In 11 normal subjects (mean age = 22.8 years) and 8 patients with pulmonary emphysema (mean age = 70.4 years), the role of chemosensitivity in determining ventilation, cardiac output, lactic acid, and cyclic AMP and GMP was evaluated quantitatively during 150 or 30 W exercise and simulated exercise. Simulated exercise was done while the subjects took a rest by regulating arterial blood gases at exercise levels in patients and at PaO2 = 65 mm Hg and PaCO2 = 48 mm Hg in normal subjects. In normal subjects, the role of arterial blood gases in determining exercise ventilation, cardiac output, cyclic AMP and GMP are large, while those contributed much less to lactic acid. In patients, PaO2 contributed only half of the exercise ventilation.
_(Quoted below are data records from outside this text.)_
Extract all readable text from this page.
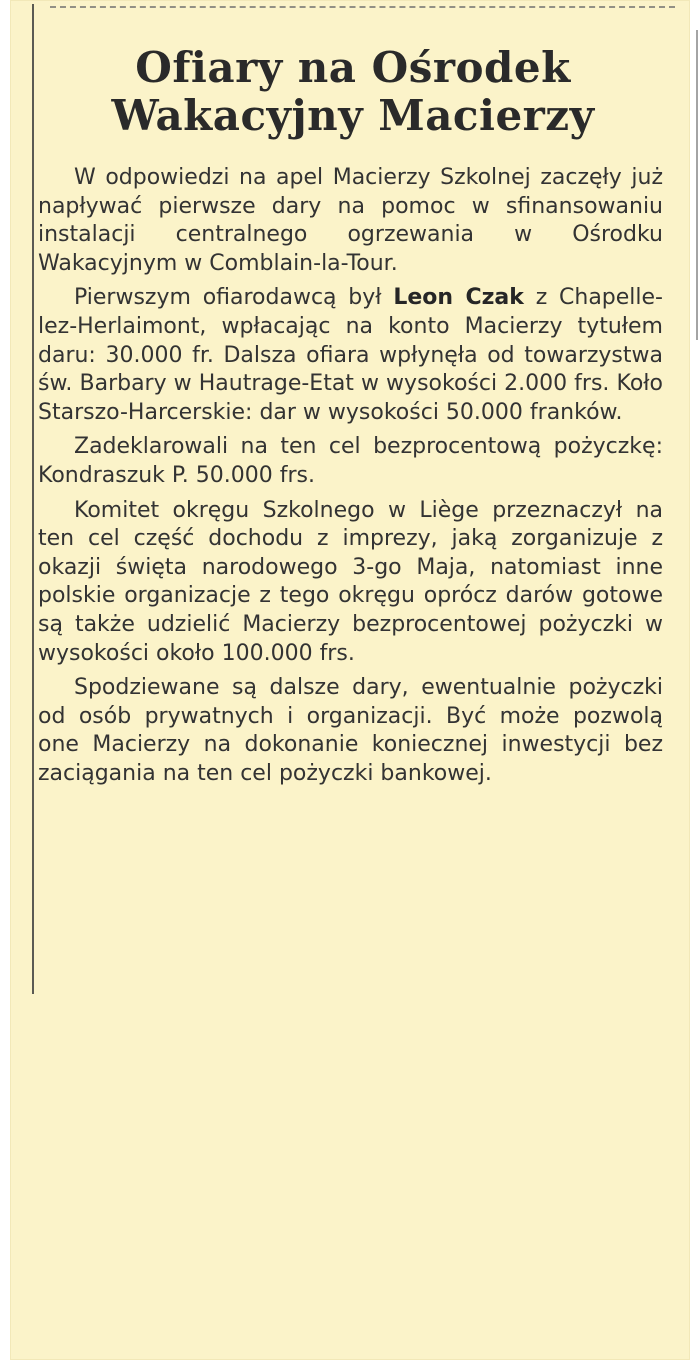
Ofiary na Ośrodek
Wakacyjny Macierzy

W odpowiedzi na apel Macierzy Szkolnej zaczęły już napływać pierwsze dary na pomoc w sfinansowaniu instalacji centralnego ogrzewania w Ośrodku Wakacyjnym w Comblain-la-Tour.

Pierwszym ofiarodawcą był Leon Czak z Chapelle-lez-Herlaimont, wpłacając na konto Macierzy tytułem daru: 30.000 fr. Dalsza ofiara wpłynęła od towarzystwa św. Barbary w Hautrage-Etat w wysokości 2.000 frs. Koło Starszo-Harcerskie: dar w wysokości 50.000 franków.

Zadeklarowali na ten cel bezprocentową pożyczkę: Kondraszuk P. 50.000 frs.

Komitet okręgu Szkolnego w Liège przeznaczył na ten cel część dochodu z imprezy, jaką zorganizuje z okazji święta narodowego 3-go Maja, natomiast inne polskie organizacje z tego okręgu oprócz darów gotowe są także udzielić Macierzy bezprocentowej pożyczki w wysokości około 100.000 frs.

Spodziewane są dalsze dary, ewentualnie pożyczki od osób prywatnych i organizacji. Być może pozwolą one Macierzy na dokonanie koniecznej inwestycji bez zaciągania na ten cel pożyczki bankowej.
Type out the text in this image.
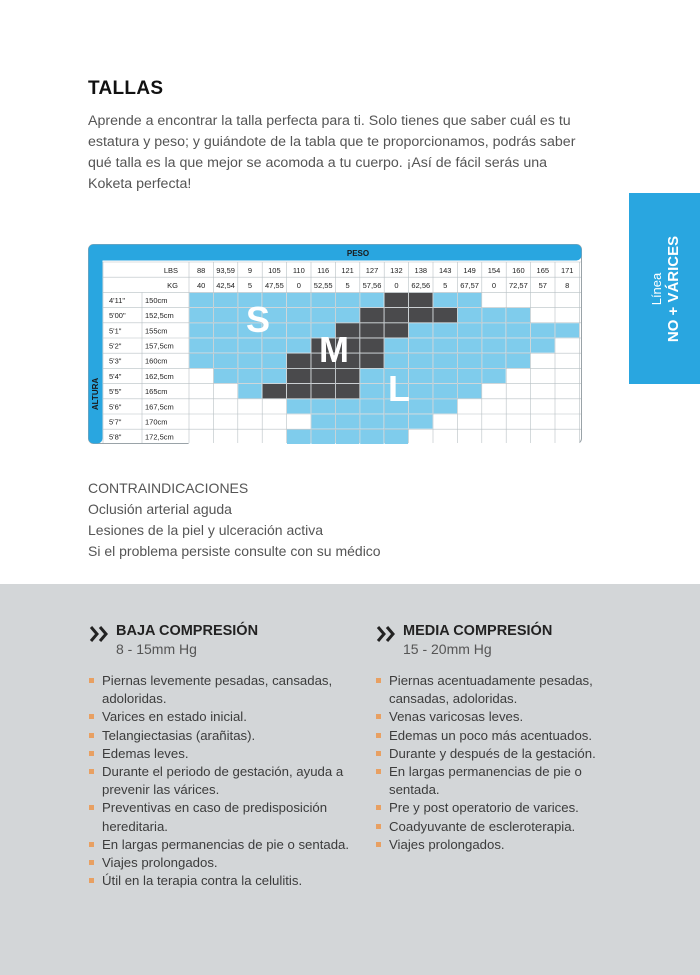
TALLAS

Aprende a encontrar la talla perfecta para ti. Solo tienes que saber cuál es tu estatura y peso; y guiándote de la tabla que te proporcionamos, podrás saber qué talla es la que mejor se acomoda a tu cuerpo. ¡Así de fácil serás una Koketa perfecta!

Línea NO + VÁRICES
PESO
ALTURA
LBS
KG
88 93,59 9 105 110 116 121 127 132 138 143 149 154 160 165 171
40 42,54 5 47,55 0 52,55 5 57,56 0 62,56 5 67,57 0 72,57 57 8
4'11"
5'00"
5'1"
5'2"
5'3"
5'4"
5'5"
5'6"
5'7"
5'8"
150cm
152,5cm
155cm
157,5cm
160cm
162,5cm
165cm
167,5cm
170cm
172,5cm
S
M
L
CONTRAINDICACIONES
Oclusión arterial aguda
Lesiones de la piel y ulceración activa
Si el problema persiste consulte con su médico
BAJA COMPRESIÓN
8 - 15mm Hg
Piernas levemente pesadas, cansadas, adoloridas.
Varices en estado inicial.
Telangiectasias (arañitas).
Edemas leves.
Durante el periodo de gestación, ayuda a prevenir las várices.
Preventivas en caso de predisposición hereditaria.
En largas permanencias de pie o sentada.
Viajes prolongados.
Útil en la terapia contra la celulitis.
MEDIA COMPRESIÓN
15 - 20mm Hg
Piernas acentuadamente pesadas, cansadas, adoloridas.
Venas varicosas leves.
Edemas un poco más acentuados.
Durante y después de la gestación.
En largas permanencias de pie o sentada.
Pre y post operatorio de varices.
Coadyuvante de escleroterapia.
Viajes prolongados.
It accounted for a negligibly small portion of exercise cardiac output, lactic acid, and cyclic GMP. These results indicate, by deduction, that either augmentation of chemosensitivity, pH, or humoral factors is responsible for about half of the changes of exercise ventilation in patients with pulmonary emphysema. These factors seem to influence cardiac output, lactic acid, and cyclic AMP and GMP more strongly than PaO2 alone in exercising patients.